Gadis itu berjalan menuju ruangan para panitia, meletakkan tasnya kemudian berjalan menuju lantai dua, dimana para calon wali siswa itu akan melakukan questioner. Gistara tersenyum manis ketika berpas-pasan dengan calon wali siswa dan siswa.
“Maaf Teh, ruangan tiga dimana ya?” tanya pria bermata sipit dengan memberikan senyum manisnya.
“Di lantai satu, dekat kamar mandi,” jawab Gistara tak lupa membalas senyum manis pria itu.
“Terimakasih Teh.”
Belum sempat menjawab ucapan terimakasih dari pria bermata sipit itu, pria itu sudah lari terbirit-birit, pria itu mengingatkan Gistara akan adiknya, Gian. Dia yakin mereka seumuran.

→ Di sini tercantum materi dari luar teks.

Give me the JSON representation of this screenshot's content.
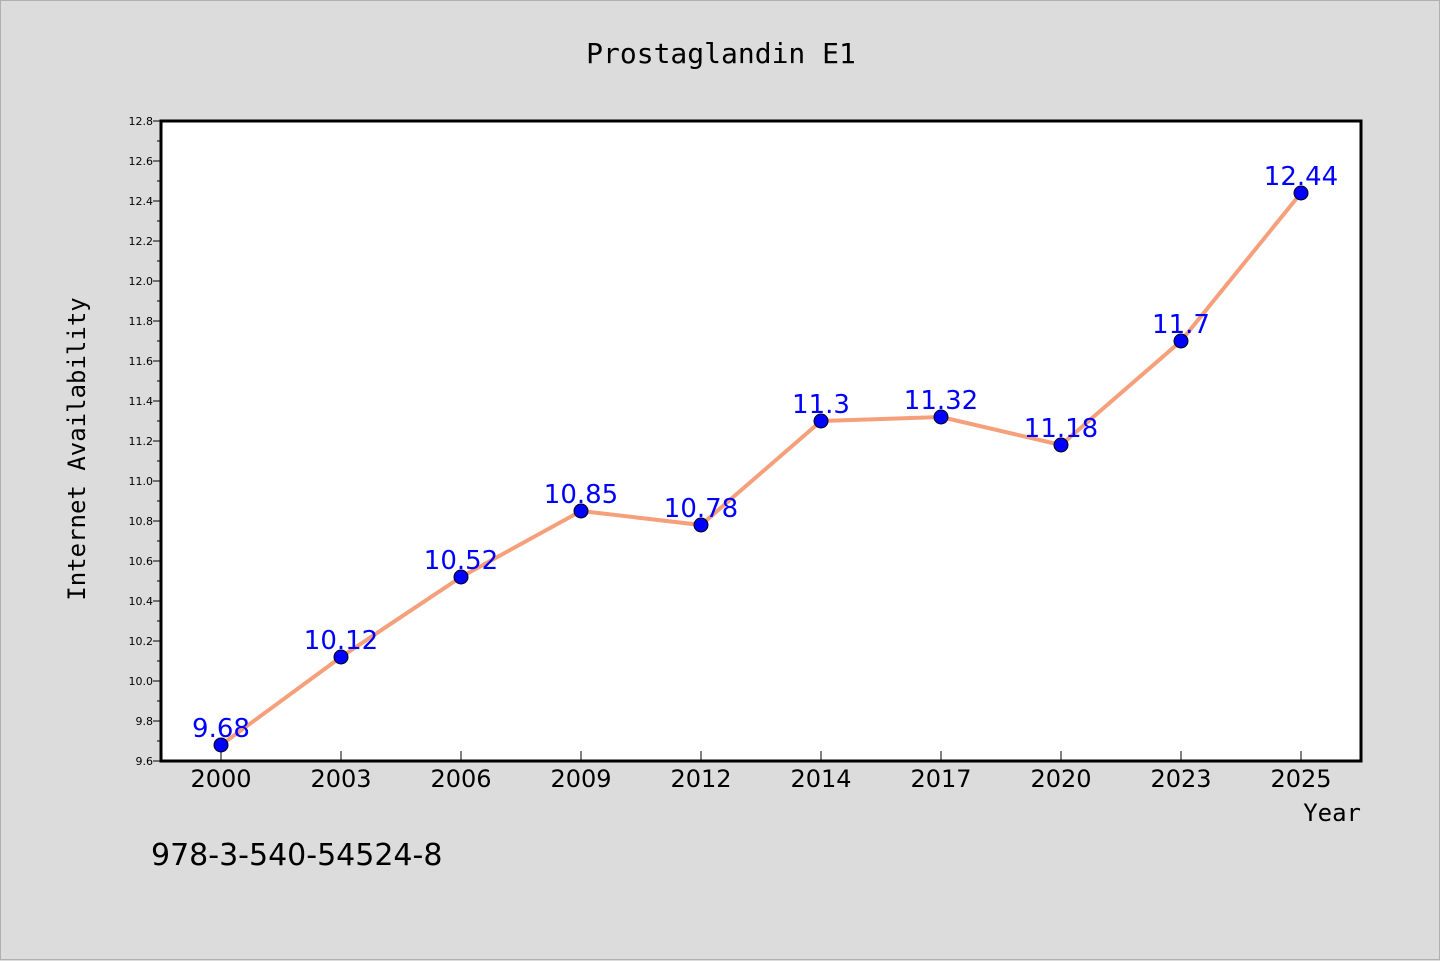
{
  "chart_data": {
    "type": "line",
    "title": "Prostaglandin E1",
    "xlabel": "Year",
    "ylabel": "Internet Availability",
    "categories": [
      "2000",
      "2003",
      "2006",
      "2009",
      "2012",
      "2014",
      "2017",
      "2020",
      "2023",
      "2025"
    ],
    "series": [
      {
        "values": [
          9.68,
          10.12,
          10.52,
          10.85,
          10.78,
          11.3,
          11.32,
          11.18,
          11.7,
          12.44
        ],
        "labels": [
          "9.68",
          "10.12",
          "10.52",
          "10.85",
          "10.78",
          "11.3",
          "11.32",
          "11.18",
          "11.7",
          "12.44"
        ],
        "line_color": "#f5a07a",
        "marker_color": "#0000ff",
        "label_color": "#0000ff"
      }
    ],
    "ylim": [
      9.6,
      12.8
    ],
    "yticks": [
      "9.6",
      "9.8",
      "10.0",
      "10.2",
      "10.4",
      "10.6",
      "10.8",
      "11.0",
      "11.2",
      "11.4",
      "11.6",
      "11.8",
      "12.0",
      "12.2",
      "12.4",
      "12.6",
      "12.8"
    ],
    "grid": false,
    "legend": "none"
  },
  "footer_text": "978-3-540-54524-8",
  "colors": {
    "background": "#dcdcdc",
    "plot_background": "#ffffff"
  }
}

Gistara masuk kedalam ruangan yang mana belum ada satu orangpun wali siswa. Menghidupkan laptop milik sekolah itu. Mengecek wifi apakah kecepatannya stabil atau tidak, karena jika tidak itu akan menyulitkan para wali siswa mengisi questioner.

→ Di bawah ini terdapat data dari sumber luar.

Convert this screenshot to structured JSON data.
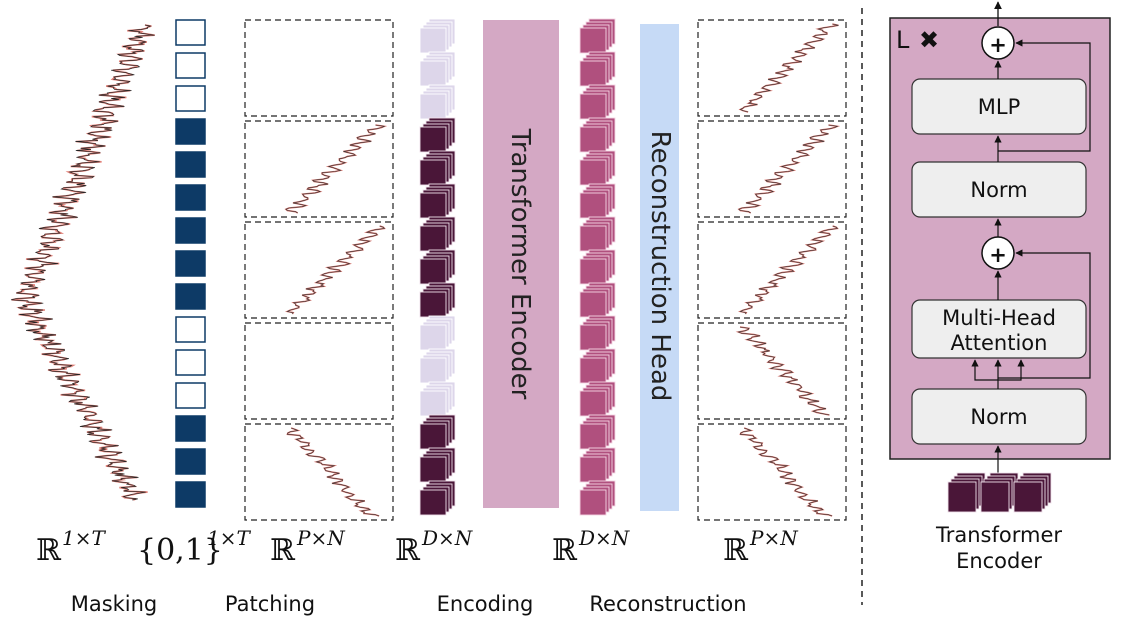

“Bu Gita dipanggil pak Adit,” ucap seorang guru wanita berumur duapuluh tujuh yang tiba-tiba masuk keruangan itu dengan wajah datarnya.
“Ada apa ya Bu Valen?” tanya Gistara bingung.
“Mana saya tahu, yaudah sih temuin aja,” sungutnya kemudian pergi meninggalkan Gistara dengan kebingungan yang melanda otaknya.
Gistara berjalan pergi meninggalkan lantai dua menuju lantai satu dimana ruangan Pak Adit berada. Sebenarnya gadis itu tidak yakin dengan ucapan Valen, guru matematika yang sering cari gara-gara dengannya itu sering kali membohongi Allisya kalau dia dicari guru, kepala sekolah bahkan pemilik yayasan, dan ketika dia menemui mereka, mereka bingung pasalnya mereka tidak memanggil Allisya.
Gadis itu mencoba menajamkan penglihatannya, pak Adit bersama Sagara sedang melihat-lihat ruangan yang sedang dalam proses perbaikan, dengan tergesa-gesa Allisya menghampiri kedua pria berbeda umur itu.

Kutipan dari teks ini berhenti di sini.